4.1 Key Findings from the FAERS Study
- Although the newer agents 177Lu and 223Ra have been on the market for a shorter time, they generated the highest number of AE reports: 12,706 for 177Lu and 4,875 for 223Ra. I‑131, despite decades of use, ranked third with 2,600 reports.
- The number of AEs reported with therapeutic radiopharmaceuticals has increased markedly over the 56‑year period, which may reflect both expanded use and improved PV systems.
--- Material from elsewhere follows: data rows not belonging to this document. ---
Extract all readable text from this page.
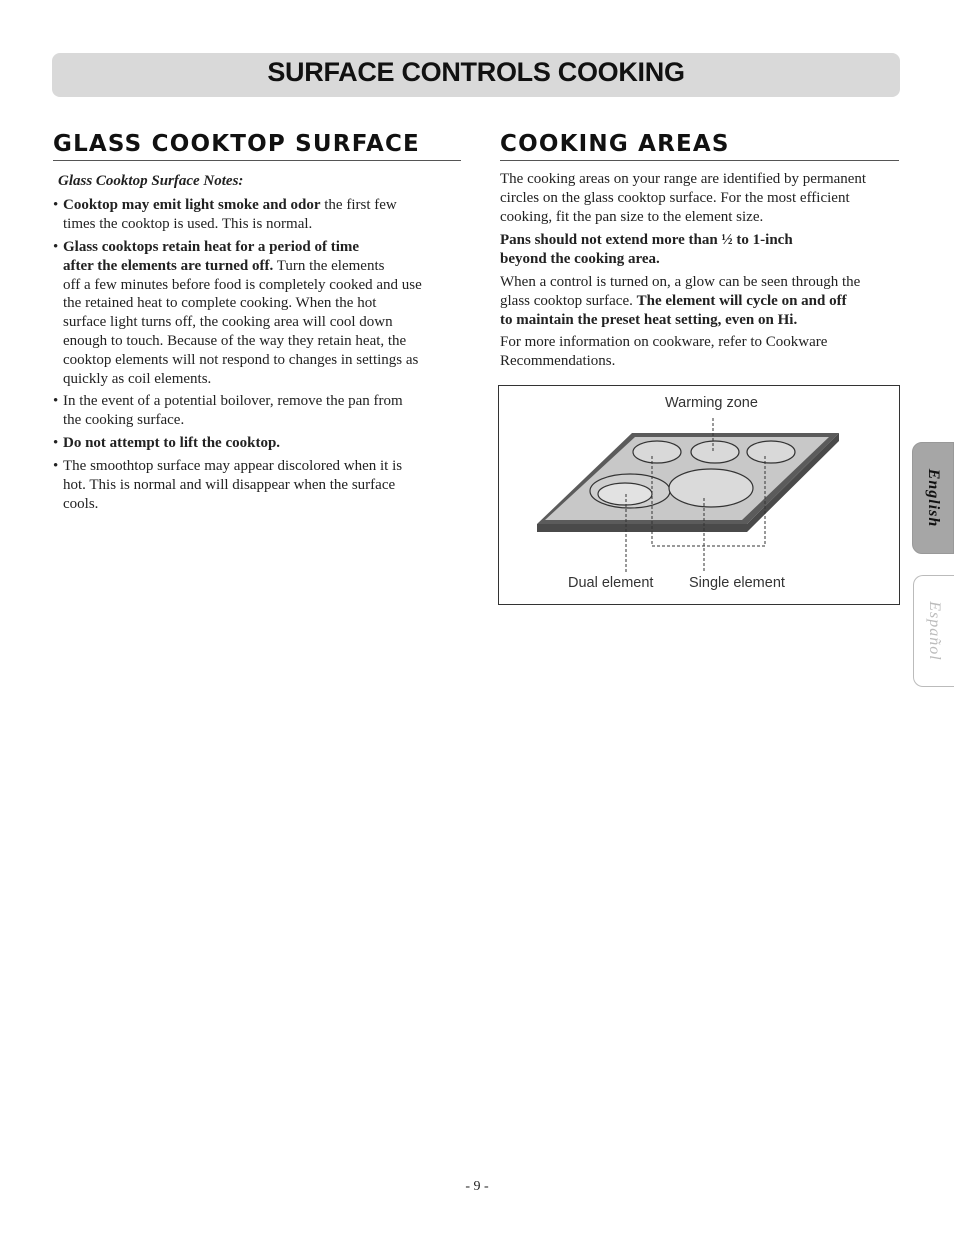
SURFACE CONTROLS COOKING
GLASS COOKTOP SURFACE
Glass Cooktop Surface Notes:
• Cooktop may emit light smoke and odor the first few
times the cooktop is used. This is normal.
• Glass cooktops retain heat for a period of time
after the elements are turned off. Turn the elements
off a few minutes before food is completely cooked and use
the retained heat to complete cooking. When the hot
surface light turns off, the cooking area will cool down
enough to touch. Because of the way they retain heat, the
cooktop elements will not respond to changes in settings as
quickly as coil elements.
• In the event of a potential boilover, remove the pan from
the cooking surface.
• Do not attempt to lift the cooktop.
• The smoothtop surface may appear discolored when it is
hot. This is normal and will disappear when the surface
cools.
COOKING AREAS
The cooking areas on your range are identified by permanent
circles on the glass cooktop surface. For the most efficient
cooking, fit the pan size to the element size.
Pans should not extend more than ½ to 1-inch
beyond the cooking area.
When a control is turned on, a glow can be seen through the
glass cooktop surface. The element will cycle on and off
to maintain the preset heat setting, even on Hi.
For more information on cookware, refer to Cookware
Recommendations.
Warming zone
Dual element Single element
English
Español
- 9 -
- For 95Sr, 153Sm, and 223Ra, AEs were more prevalent in males, as expected for prostate cancer therapies.
- New safety signals not listed in product labels were detected, including endocrine ophthalmopathy, respiratory disorders, and jaw osteonecrosis.
4.2 Disproportionality Analysis for Lutetium‑177‑PSMA‑617 (Pluvicto®)
A separate 2025 disproportionality analysis of 7,654 patient reports for Pluvicto® identified 33 significant AE signals. Consistent with known effects, haematological toxicities were prominent. However, several notable patterns emerged:
- High body weight (≥90 kg) was identified as a risk factor for more severe or frequent AEs.
- Nervous system disorders showed a distinct early‑onset pattern, with symptoms such as paraesthesia, dizziness, and headache appearing within the first 10 days after treatment.
- In addition to haematologic AEs, dry mouth, abnormal laboratory findings, and general physical health deterioration were consistently flagged as high‑intensity signals.
4.3 Ocular Complications with Radium‑223: A Case Series
A 2022 case series described three patients who developed ocular complications after radium‑223 treatment for mCRPC. Presenting symptoms included blurry vision; formal diagnoses included uveitis and hyphema. The authors emphasise that such events can occur even after the first course of treatment and may be under‑reported.
5. Regulatory Warnings and Safety Communications (2023–2026)
Several recent actions by the FDA and EMA highlight the growing attention to radiopharmaceutical safety.
5.1 FDA Draft Guidance on RPT Dosing (August 2025)
In August 2025, the FDA issued a draft guidance on determining the optimal dosage of radiopharmaceuticals used in oncology. A key aspect is addressing the two different methods of cancer radiation treatment. Stakeholders subsequently asked the agency for more clarity, especially regarding how to apply conventional external‑beam dose‑limiting criteria to systemically administered radiopharmaceuticals.
5.2 EMA Multi‑Stakeholder Workshop on Therapeutic Radiopharmaceuticals (November 2025)
The EMA organised a multi‑stakeholder workshop to collect views on the clinical evaluation of therapeutic radiopharmaceuticals, with the aim of developing a future guideline. Discussions covered appropriate endpoints, dosimetry requirements, and long‑term safety monitoring.
5.3 FDA Expanded Indication for Pluvicto (March 2025)
The FDA expanded the indication for lutetium Lu 177 vipivotide tetraxetan (Pluvicto) in mCRPC. The updated labelling retains warnings about radiation exposure, myelosuppression, and renal toxicity, and advises minimising radiation exposure to healthcare workers and family members.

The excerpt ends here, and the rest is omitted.